Nevertheless, 37 of the 66 organizations contacted by The Chronicle report that donations are down this year. The findings mirror those of other recent surveys:
- A survey this month of 660 groups by the Minnesota Council of Nonprofits found that more than half of the organizations report declining revenue this year. One quarter had cut staff members as a result.
- In another survey of 755 hospitals and medical centers nationwide conducted in November and December by the Association of Healthcare Philanthropy, 84 percent reported that the recession is having a “somewhat negative” or “very negative” effect on their fund raising. Forty-six percent said that they planned to decrease their projected fund-raising returns by an average of 17 percent as a result of the recession, and 40 percent said they would reduce their operating budgets.
- A December poll of more than 70 mostly human-services charities by the Silicon Valley Council of Nonprofits, in California, found that 34 percent reported a decrease in contributions of at least 10 percent.
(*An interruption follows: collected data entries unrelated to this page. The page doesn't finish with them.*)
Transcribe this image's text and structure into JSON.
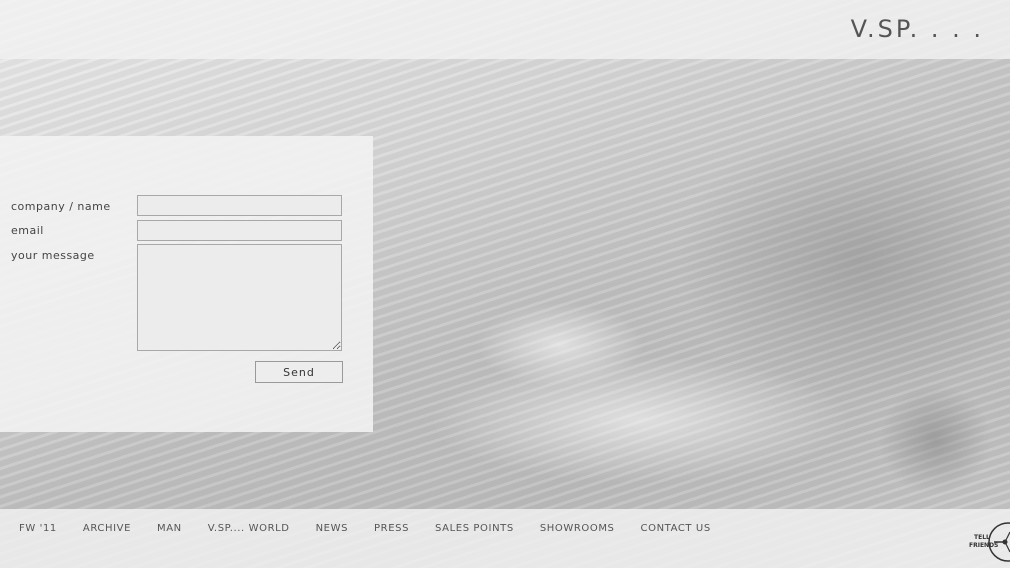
{
  "header": {
    "logo": "V.SP. . . ."
  },
  "contact_form": {
    "labels": {
      "name": "company / name",
      "email": "email",
      "message": "your message"
    },
    "values": {
      "name": "",
      "email": "",
      "message": ""
    },
    "send_label": "Send"
  },
  "nav": {
    "items": [
      {
        "label": "FW '11"
      },
      {
        "label": "ARCHIVE"
      },
      {
        "label": "MAN"
      },
      {
        "label": "V.SP.... WORLD"
      },
      {
        "label": "NEWS"
      },
      {
        "label": "PRESS"
      },
      {
        "label": "SALES POINTS"
      },
      {
        "label": "SHOWROOMS"
      },
      {
        "label": "CONTACT US"
      }
    ]
  },
  "tell_friends": {
    "line1": "TELL",
    "line2": "FRIENDS"
  },
  "colors": {
    "text": "#555555",
    "panel": "#f2f2f2",
    "field_border": "#a8a8a8"
  }
}
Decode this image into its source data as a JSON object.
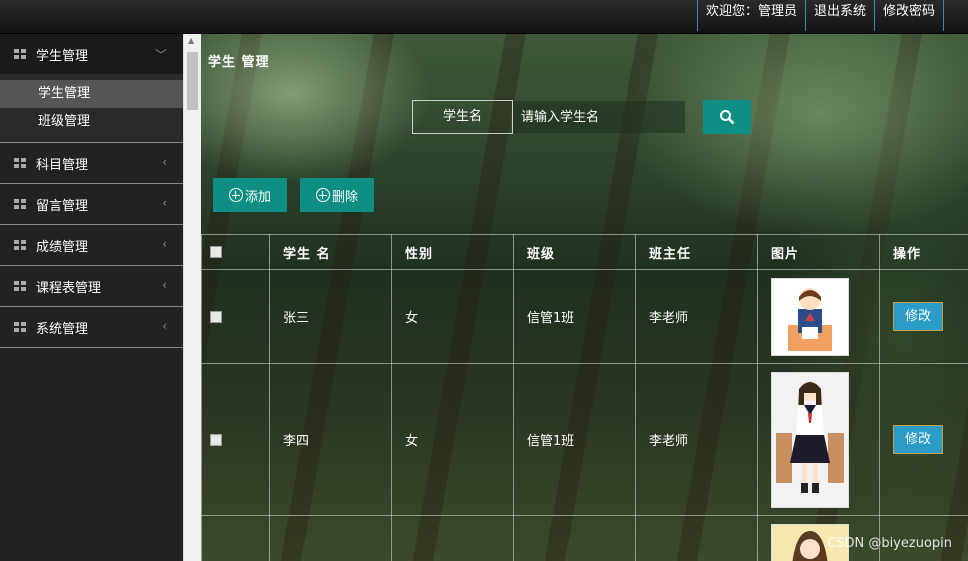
{
  "topbar": {
    "welcome": "欢迎您：管理员",
    "logout": "退出系统",
    "change_password": "修改密码"
  },
  "sidebar": {
    "groups": [
      {
        "label": "学生管理",
        "expanded": true,
        "items": [
          "学生管理",
          "班级管理"
        ],
        "active_item": "学生管理"
      },
      {
        "label": "科目管理",
        "expanded": false
      },
      {
        "label": "留言管理",
        "expanded": false
      },
      {
        "label": "成绩管理",
        "expanded": false
      },
      {
        "label": "课程表管理",
        "expanded": false
      },
      {
        "label": "系统管理",
        "expanded": false
      }
    ]
  },
  "main": {
    "title": "学生 管理",
    "search": {
      "label": "学生名",
      "placeholder": "请输入学生名"
    },
    "buttons": {
      "add": "添加",
      "delete": "删除"
    },
    "table": {
      "headers": [
        "学生 名",
        "性别",
        "班级",
        "班主任",
        "图片",
        "操作"
      ],
      "rows": [
        {
          "name": "张三",
          "gender": "女",
          "class": "信管1班",
          "teacher": "李老师",
          "action": "修改"
        },
        {
          "name": "李四",
          "gender": "女",
          "class": "信管1班",
          "teacher": "李老师",
          "action": "修改"
        },
        {
          "name": "",
          "gender": "",
          "class": "",
          "teacher": "",
          "action": ""
        }
      ]
    }
  },
  "watermark": "CSDN @biyezuopin",
  "colors": {
    "accent": "#0f8f84",
    "edit_button": "#2a9cc6",
    "topbar_border": "#3a89b3"
  }
}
To be sure, a few charities have remained seemingly immune from the economic meltdown — at least so far. World Vision, the international relief organization, reports a double-digit percentage increase in contributions, to $1.2-billion, as of September 30, the end of its fiscal year. And from October 1 to December 31, the charity expects contributions to be up by another 5 percent compared with the same quarter in 2007.
The increase is fueled by World Vision’s holiday gift catalog, which enables people to purchase items for needy people overseas instead of giving presents to friends and relatives. Sales are now brisk, and officials say the catalog may generate $22.5-million, up from $21-million last year.
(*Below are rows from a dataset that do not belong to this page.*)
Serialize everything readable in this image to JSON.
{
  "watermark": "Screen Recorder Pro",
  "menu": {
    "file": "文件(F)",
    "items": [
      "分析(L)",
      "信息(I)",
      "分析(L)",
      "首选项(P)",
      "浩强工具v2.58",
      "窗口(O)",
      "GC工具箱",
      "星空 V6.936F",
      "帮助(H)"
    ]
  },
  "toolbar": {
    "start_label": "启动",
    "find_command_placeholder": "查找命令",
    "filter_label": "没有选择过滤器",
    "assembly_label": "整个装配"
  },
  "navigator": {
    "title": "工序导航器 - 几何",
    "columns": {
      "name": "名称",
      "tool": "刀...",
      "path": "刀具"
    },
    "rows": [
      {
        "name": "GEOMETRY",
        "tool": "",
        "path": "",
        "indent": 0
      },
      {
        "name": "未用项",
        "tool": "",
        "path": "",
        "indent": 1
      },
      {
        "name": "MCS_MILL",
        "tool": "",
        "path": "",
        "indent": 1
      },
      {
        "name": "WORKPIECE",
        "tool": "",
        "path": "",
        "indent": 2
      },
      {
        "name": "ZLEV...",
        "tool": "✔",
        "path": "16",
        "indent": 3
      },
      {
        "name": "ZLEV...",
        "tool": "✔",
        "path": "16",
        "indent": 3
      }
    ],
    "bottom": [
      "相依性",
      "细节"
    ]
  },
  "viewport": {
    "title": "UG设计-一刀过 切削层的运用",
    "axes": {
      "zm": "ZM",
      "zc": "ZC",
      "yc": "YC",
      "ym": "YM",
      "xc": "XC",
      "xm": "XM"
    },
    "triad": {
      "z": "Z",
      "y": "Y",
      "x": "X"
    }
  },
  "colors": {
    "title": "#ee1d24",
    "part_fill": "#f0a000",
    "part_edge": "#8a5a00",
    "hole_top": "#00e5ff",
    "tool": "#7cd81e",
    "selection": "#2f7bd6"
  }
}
The charity has fared well is because of its Christian roots and long-term relationships with donors who make monthly gifts to sponsor children in developing countries, says Devin Hermanson, a senior director who manages the catalog.
“People see donating through the catalog as a form of tithing,” he says. “We have something unusual going for us in that a lot of our catalog donors have been child sponsors and they have a history with us. They know we use their money well, that is what people look for in a down economy.”
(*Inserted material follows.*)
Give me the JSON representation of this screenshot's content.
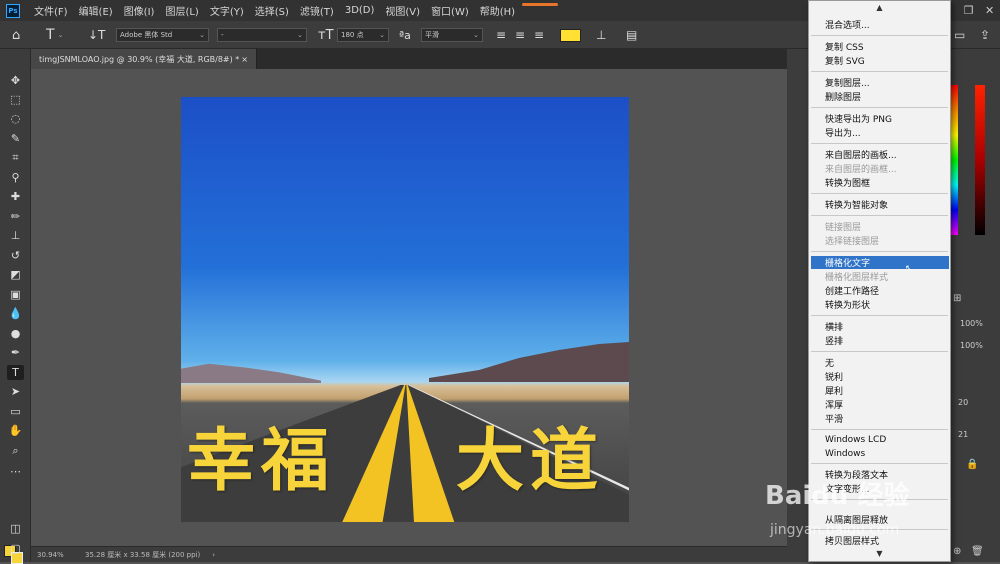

Oxfam America, another international relief organization, hasn’t been so lucky with its online-only holiday catalog this year. Sales generated by the charity’s Unwrapped Catalog were down 40 percent in November and, though things have picked up a bit this month, sales are still lower than in December of last year, says Zeenat Potia, Oxfam’s press officer.
The holidays aside, most fund raisers expect the fund-raising climate to remain difficult throughout 2009 and possibly beyond. A twice-annual study of more than 100 fund raisers found they had lowest level of confidence in their ability to raise money now and in the next six months in the 10 years the study has been conducted by the Indiana University Center on Philanthropy.
To cope with what is widely expected to be a very tough year ahead, even charities that raised more money this year are laying off employees and trimming their budgets in other ways.
For example, Big Brothers Big Sisters of Colorado, in Denver, last month decided to reduce its budget by 10 percent even though it is on target to achieve a 5-percent increase in contributions this year. The charity, which relies on corporate donations for 27 percent of its revenue, fears a loss of at least some of that money next year because of the bad economy. It recently laid off nine of its 48 employees and reduced its leased office space.
Meals on Wheels, in Chicago, reacting to a downturn in corporate support that officials expect to worsen in 2009, is trimming its budget by 35 percent. Says Kimberly Siske, director of development: “We’re hoping that’s overly conservative to be on the safe side.”
Paula Wasley contributed to this article.